Today is Monday, Feb. 27, the 58th day of 2017. There are 307 days left in the year.

ASSOCIATED PRESS

On this date in:

1911: Inventor Charles F. Kettering demonstrates his electric automobile starter in Detroit by starting a Cadillac’s motor with just the press of a switch, instead of hand-cranking.

1922: The Supreme Court, in Leser v. Garnett, unanimously upholds the 19th Amendment to the Constitution, which guarantees the right of women to vote.

1939: The Supreme Court, in National Labor Relations Board v. Fansteel Metallurgical Corp., effectively outlaws sit-down strikes.

1951: The 22nd Amendment to the Constitution, limiting a president to two terms of office, is ratified.

1991: Operation Desert Storm ends as President George H.W. Bush declares that “Kuwait is liberated, Iraq’s army is defeated.”

2007: The Dow Jones industrial average drops 416.02 points to end the day at 12,216.24, the worst drop since Sept. 11, 2001.

2016: Hillary Clinton overwhelms Bernie Sanders in the South Carolina primary.

VINDICATOR FILES

1992: Jerry Schwelling, owner and manager of Warren-Nissan-Subaru says he believes hammer bashing of 16 cars on his lot could be linked to a “Buy American” furor spreading across the country.

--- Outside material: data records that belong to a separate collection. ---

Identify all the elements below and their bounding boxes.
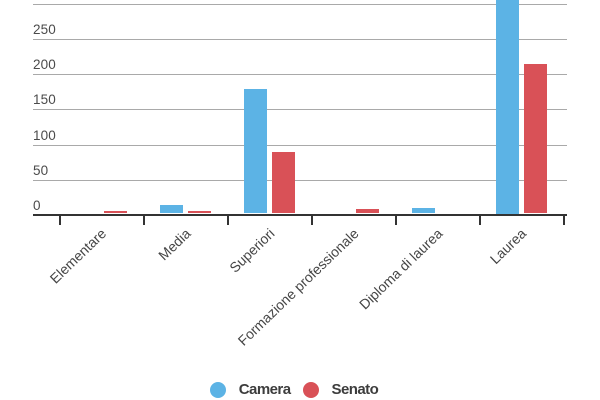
legend-label-senato: Senato — [331, 381, 379, 398]
x-axis-tick — [310, 215, 313, 225]
x-axis-line — [33, 213, 567, 216]
x-axis-label-text: Laurea — [487, 224, 530, 267]
bar-camera-laurea[interactable] — [495, 0, 520, 214]
x-axis-tick — [478, 215, 481, 225]
x-axis-tick — [562, 215, 565, 225]
bar-senato-elementare[interactable] — [103, 211, 128, 214]
bar-senato-formazione-professionale[interactable] — [355, 209, 380, 214]
y-axis-label-250: 250 — [33, 21, 56, 37]
x-axis-label-elementare: Elementare — [0, 223, 110, 286]
legend-dot-camera — [209, 381, 226, 398]
gridline-50 — [33, 179, 567, 181]
x-axis-tick — [226, 215, 229, 225]
x-axis-tick — [394, 215, 397, 225]
bar-camera-diploma-di-laurea[interactable] — [411, 207, 436, 214]
x-axis-tick — [58, 215, 61, 225]
legend: Camera Senato — [0, 381, 588, 398]
x-axis-label-text: Diploma di laurea — [356, 224, 446, 313]
legend-item-senato[interactable]: Senato — [302, 381, 379, 398]
legend-item-camera[interactable]: Camera — [209, 381, 291, 398]
x-axis-label-text: Elementare — [46, 224, 110, 287]
gridline-150 — [33, 109, 567, 111]
bar-senato-media[interactable] — [187, 210, 212, 214]
x-axis-label-superiori: Superiori — [0, 223, 277, 275]
x-axis-label-diploma-di-laurea: Diploma di laurea — [0, 223, 445, 312]
y-axis-label-0: 0 — [33, 198, 41, 214]
gridline-250 — [33, 38, 567, 40]
gridline-100 — [33, 144, 567, 146]
bar-senato-laurea[interactable] — [523, 64, 548, 214]
x-axis-label-text: Superiori — [226, 224, 278, 276]
bar-camera-superiori[interactable] — [243, 88, 268, 214]
y-axis-label-150: 150 — [33, 92, 56, 108]
y-axis-label-100: 100 — [33, 127, 56, 143]
y-axis-label-50: 50 — [33, 162, 49, 178]
x-axis-tick — [142, 215, 145, 225]
legend-label-camera: Camera — [238, 381, 291, 398]
bar-camera-media[interactable] — [159, 205, 184, 214]
gridline-300 — [33, 3, 567, 5]
y-axis-label-200: 200 — [33, 57, 56, 73]
bar-senato-superiori[interactable] — [271, 151, 296, 214]
x-axis-label-text: Media — [154, 224, 194, 263]
legend-dot-senato — [302, 381, 319, 398]
gridline-200 — [33, 74, 567, 75]
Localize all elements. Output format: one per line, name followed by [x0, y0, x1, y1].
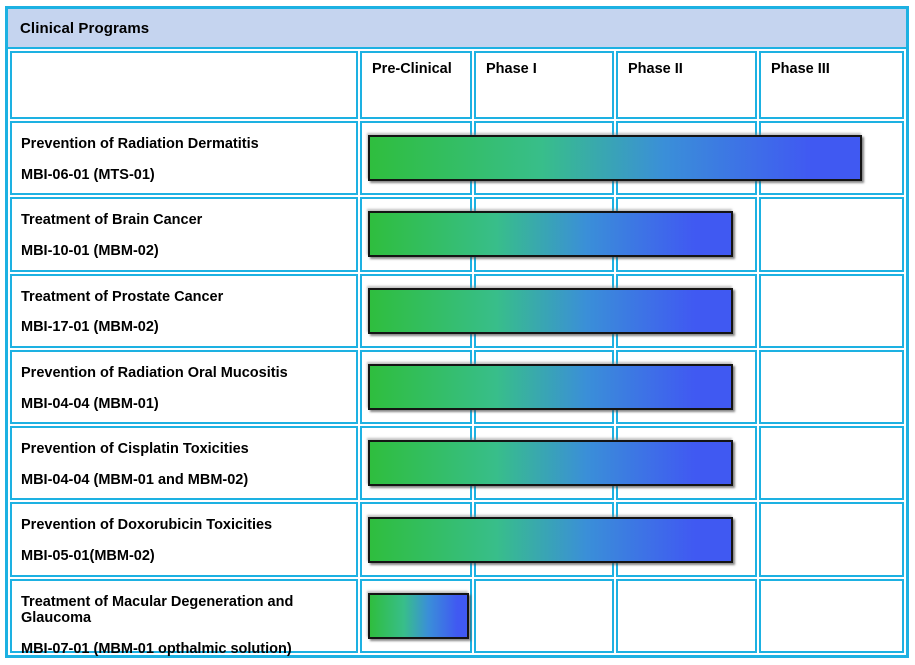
header-row: Pre-Clinical Phase I Phase II Phase III — [10, 51, 904, 119]
program-row: Prevention of Radiation Oral Mucositis M… — [10, 349, 904, 425]
phase-cells — [360, 578, 904, 653]
program-name: Prevention of Radiation Dermatitis — [21, 136, 259, 152]
pipeline-bar — [368, 440, 734, 487]
program-code: MBI-10-01 (MBM-02) — [21, 242, 159, 259]
program-name: Prevention of Doxorubicin Toxicities — [21, 517, 273, 534]
program-row: Treatment of Macular Degeneration and Gl… — [10, 578, 904, 657]
pipeline-bar — [368, 516, 734, 563]
header-phase-cells: Pre-Clinical Phase I Phase II Phase III — [360, 51, 904, 119]
chart-title-bar: Clinical Programs — [8, 9, 906, 49]
program-name: Treatment of Prostate Cancer — [21, 288, 224, 305]
column-header-phase3: Phase III — [759, 51, 904, 119]
phase-cell — [759, 197, 904, 272]
program-name: Treatment of Brain Cancer — [21, 212, 203, 229]
header-label-cell — [10, 51, 358, 119]
program-name: Prevention of Cisplatin Toxicities — [21, 441, 249, 458]
program-label-cell: Prevention of Cisplatin Toxicities MBI-0… — [10, 426, 358, 501]
clinical-programs-chart: Clinical Programs Pre-Clinical Phase I P… — [5, 6, 909, 658]
program-code: MBI-05-01(MBM-02) — [21, 548, 155, 565]
phase-cells — [360, 273, 904, 348]
pipeline-bar — [368, 363, 734, 410]
pipeline-bar — [368, 287, 734, 334]
program-code: MBI-17-01 (MBM-02) — [21, 319, 159, 336]
program-code: MBI-06-01 (MTS-01) — [21, 166, 155, 183]
program-label-cell: Prevention of Radiation Dermatitis MBI-0… — [10, 121, 358, 196]
program-label-cell: Prevention of Doxorubicin Toxicities MBI… — [10, 502, 358, 577]
phase-cell — [759, 273, 904, 348]
phase-cell — [759, 502, 904, 577]
phase-cell — [474, 578, 614, 653]
phase-cells — [360, 426, 904, 501]
pipeline-bar — [368, 135, 863, 182]
pipeline-bar — [368, 211, 734, 258]
column-header-preclinical: Pre-Clinical — [360, 51, 472, 119]
phase-cell — [759, 349, 904, 425]
pipeline-bar — [368, 592, 470, 639]
column-header-phase1: Phase I — [474, 51, 614, 119]
program-label-cell: Treatment of Brain Cancer MBI-10-01 (MBM… — [10, 197, 358, 272]
phase-cells — [360, 349, 904, 425]
phase-cells — [360, 197, 904, 272]
column-header-phase2: Phase II — [616, 51, 757, 119]
phase-cells — [360, 502, 904, 577]
program-label-cell: Treatment of Prostate Cancer MBI-17-01 (… — [10, 273, 358, 348]
program-label-cell: Treatment of Macular Degeneration and Gl… — [10, 578, 358, 657]
program-row: Treatment of Brain Cancer MBI-10-01 (MBM… — [10, 197, 904, 272]
program-label-cell: Prevention of Radiation Oral Mucositis M… — [10, 349, 358, 425]
program-row: Prevention of Doxorubicin Toxicities MBI… — [10, 502, 904, 577]
phase-cell — [759, 426, 904, 501]
chart-grid: Pre-Clinical Phase I Phase II Phase III … — [8, 49, 906, 657]
chart-title: Clinical Programs — [20, 19, 150, 37]
program-row: Treatment of Prostate Cancer MBI-17-01 (… — [10, 273, 904, 348]
program-code: MBI-04-04 (MBM-01) — [21, 395, 159, 412]
phase-cells — [360, 121, 904, 196]
program-name: Prevention of Radiation Oral Mucositis — [21, 364, 288, 381]
program-code: MBI-07-01 (MBM-01 opthalmic solution) — [21, 641, 292, 658]
program-row: Prevention of Cisplatin Toxicities MBI-0… — [10, 426, 904, 501]
program-row: Prevention of Radiation Dermatitis MBI-0… — [10, 121, 904, 196]
phase-cell — [616, 578, 757, 653]
phase-cell — [759, 578, 904, 653]
program-name: Treatment of Macular Degeneration and Gl… — [21, 593, 294, 627]
program-code: MBI-04-04 (MBM-01 and MBM-02) — [21, 471, 249, 488]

Joseph Horne Co. sells five Ohio department stores to Edward J. DeBartolo Corp. and the Dillard Department Store Co., including the Horne’s store at Southern Park Mall.

More than 1.5 million Ohioans don’t have access to basic health services, and the problem is most extreme in the state’s southern tip, according to a study by the National Association of Community Health Centers.

1977: Coffee is becoming a status drink in Youngstown as the price of a pound of coffee in local supermarkets averages $2.80. It’s expected to top $3 in a month.

Youngstown City Council, under the gun to approve the Community Development Agency’s $4.3 million budget for 1977-78, gets bogged down in disagreements over whether to fund a home-insulation program, housing demolition, home repair or a South Side sewer project.

The Youngstown-Warren Metropolitan District showed a population increase of 7,000 between 1970 and 1973. Columbus increased by 97,000, while Cleveland lost 58,000.

1967: At the 76th annual banquet of the St. David’s Society at Foster Memorial Presbyterian Church, a $1,000 check is presented to R.C. Carroll, British consul in Cleveland, for the families of children killed in a slide of waste material at Aberfan, Wales.

A Steel Street youth, missing for nearly a week after skipping school to protest attendance on Washington’s birthday, turns up in Claremont, Calif. His parents wired $150 for a plane ticket home.

Burglars break into the new Car Stereo Center on Belmont Avenue and steal $30,000 worth of automobile stereo tape players and stereo tape cartridges. The store had been open only a week.

1942: Unless landlords in this area cooperate completely with the Greater Youngstown Fair Rent Committee on a voluntary basis, Youngstown and its suburbs may be designated as a defense rental area, and rents will be frozen.

Youngstown registers its 10th traffic fatality of the year with the death of Mrs. Jack Laver, 42, who was the passenger in a car that collided with another at Shirley Road and Florida Avenue.

Youngstown Sheet & Tube Co. is being represented by three officials at the War Labor Board’s hearing in Washington in which the Steel Workers Organizing Committee is pressing for a union shop contract and a $1-a-day wage increase.